Finish Fetish. Out of the 1950s and into the 1960s, Bengston was a sharp-looking, clean-cut dude with a moustache who – like Bruce Brown and John Severson and other surfer artists of that era – dabbled in surfing and motorcycles and brought inspiration from those pursuits to their art.

So what is the connection between this real Moondoggie and the fictitious character in the 1959 movie Gidget? 

From Warshaw’s Encyclopedia of Surfing:

The Moondoggie character was loosely based on Kansas-born Malibu surfer Billy Al Bengston, who later became an internationally recognized pop artist.
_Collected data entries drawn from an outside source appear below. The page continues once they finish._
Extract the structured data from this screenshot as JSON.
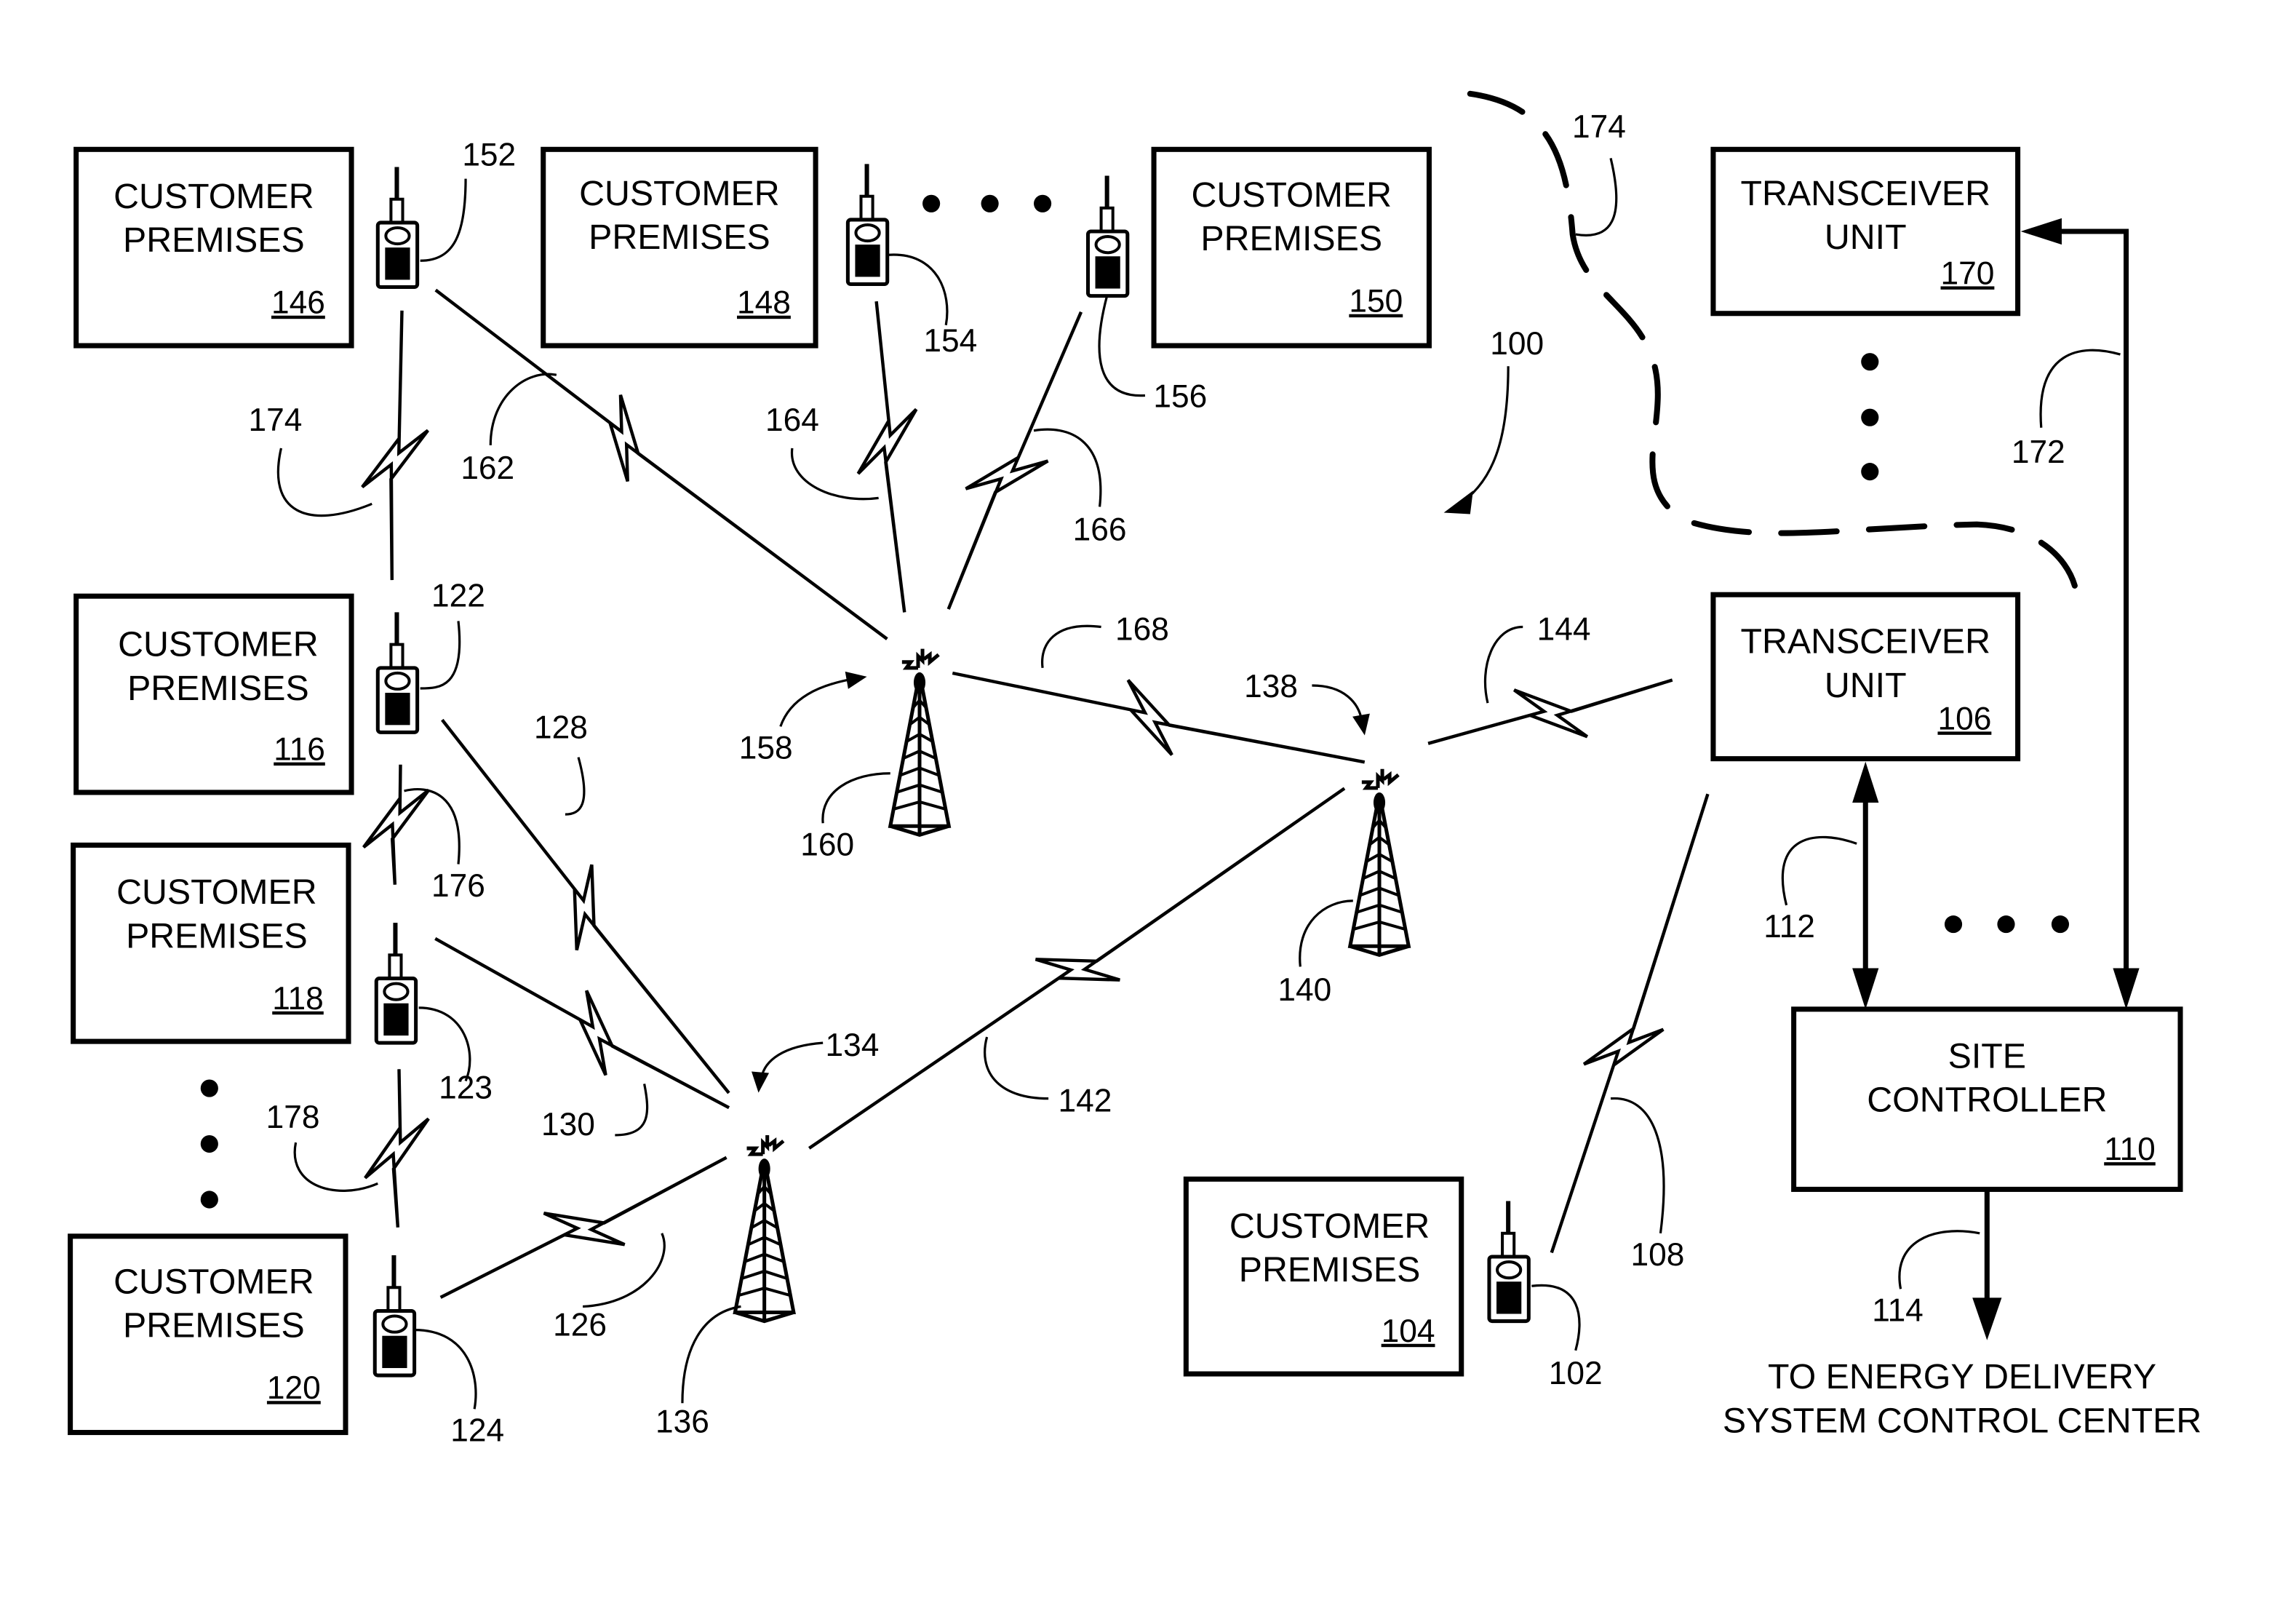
{
  "figure": {
    "system_ref": "100",
    "customer_premises_label": [
      "CUSTOMER",
      "PREMISES"
    ],
    "transceiver_label": [
      "TRANSCEIVER",
      "UNIT"
    ],
    "site_controller_label": [
      "SITE",
      "CONTROLLER"
    ],
    "output_caption": [
      "TO  ENERGY  DELIVERY",
      "SYSTEM  CONTROL  CENTER"
    ],
    "premises": [
      {
        "ref": "146",
        "device_ref": "152"
      },
      {
        "ref": "148",
        "device_ref": "154"
      },
      {
        "ref": "150",
        "device_ref": "156"
      },
      {
        "ref": "116",
        "device_ref": "122"
      },
      {
        "ref": "118",
        "device_ref": "123"
      },
      {
        "ref": "120",
        "device_ref": "124"
      },
      {
        "ref": "104",
        "device_ref": "102"
      }
    ],
    "transceivers": [
      {
        "ref": "170"
      },
      {
        "ref": "106"
      }
    ],
    "site_controller": {
      "ref": "110"
    },
    "repeaters": [
      {
        "ref": "160",
        "pointer_ref": "158"
      },
      {
        "ref": "140",
        "pointer_ref": "138"
      },
      {
        "ref": "136",
        "pointer_ref": "134"
      }
    ],
    "links": {
      "l174a": "174",
      "l162": "162",
      "l164": "164",
      "l166": "166",
      "l168": "168",
      "l144": "144",
      "l128": "128",
      "l176": "176",
      "l130": "130",
      "l142": "142",
      "l178": "178",
      "l126": "126",
      "l108": "108",
      "l112": "112",
      "l172": "172",
      "l114": "114",
      "l174b": "174"
    }
  }
}
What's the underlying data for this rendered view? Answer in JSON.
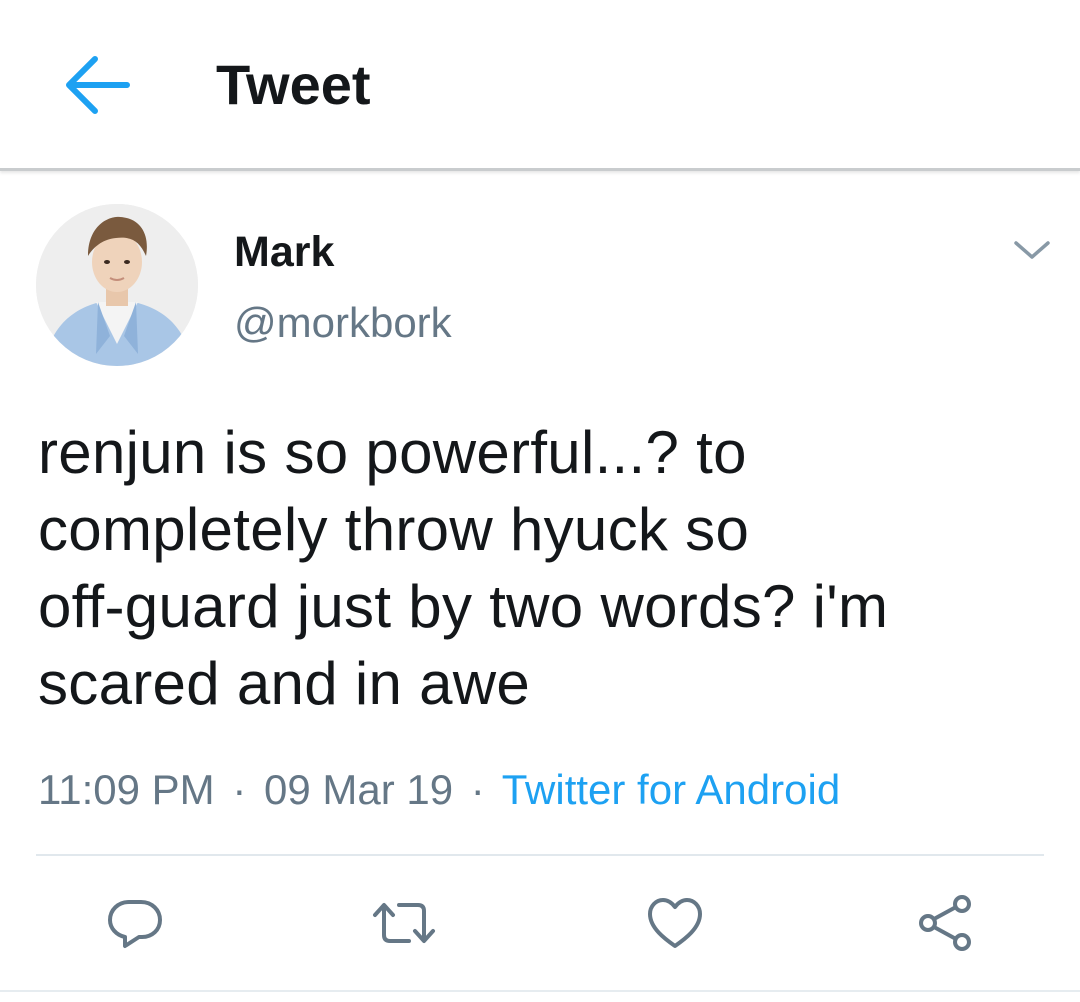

Bengston is said to have taken his nickname from blind American avant-garde composer Louis “Moondog” Hardin.

In the book, Moondoggie invents the name “Gidget” (a fusion of “girl midget”), and eventually gives the chirpy teenager his class pin. Asked by Longboard Magazine in 1997 if there was in fact any romantic relationship between himself and Kathy Kohner—the real-life Gidget and daughter of author Kohner— Bengston dismissed the thought. “She brought sandwiches to the beach. We ate them.”

Cliff Robertson’s Great Kahuna was inspired by Terry “Tubesteak” Tracy
Sandra Dee’s Gidget was inspired by Kathy Kohner.
James Darren’s Moondoggie borrowed the nickname of Billy Al Bengston, if not the identity. The fictional Moondoggie was a sorority guy and a square. The real Moondoggie was a beatnik and a legit artist.

Billy Al Bengston is 87 years old and while surfers like to think our kind are not prone to mental disabilities because surfers spend their lives bathing their brains in adrenaline and endorphins and other such sweet liquors (See: Dick Metz, Mickey Munoz, Gidget) it is possible Bengston is suffering from some age-related mental frailty, and is wandering the streets of west Los Angeles.

Billy Al Bengston (left) and Frank Gehry (right) on the rooftop of Gehry’s office in Santa Monica, ca. 1970. Photographer unknown. Image courtesy of and © Billy Al Bengston. Image from a good interview with Bengston at eastofborneo.org

Please be on the lookout and let’s get Moondoggie home.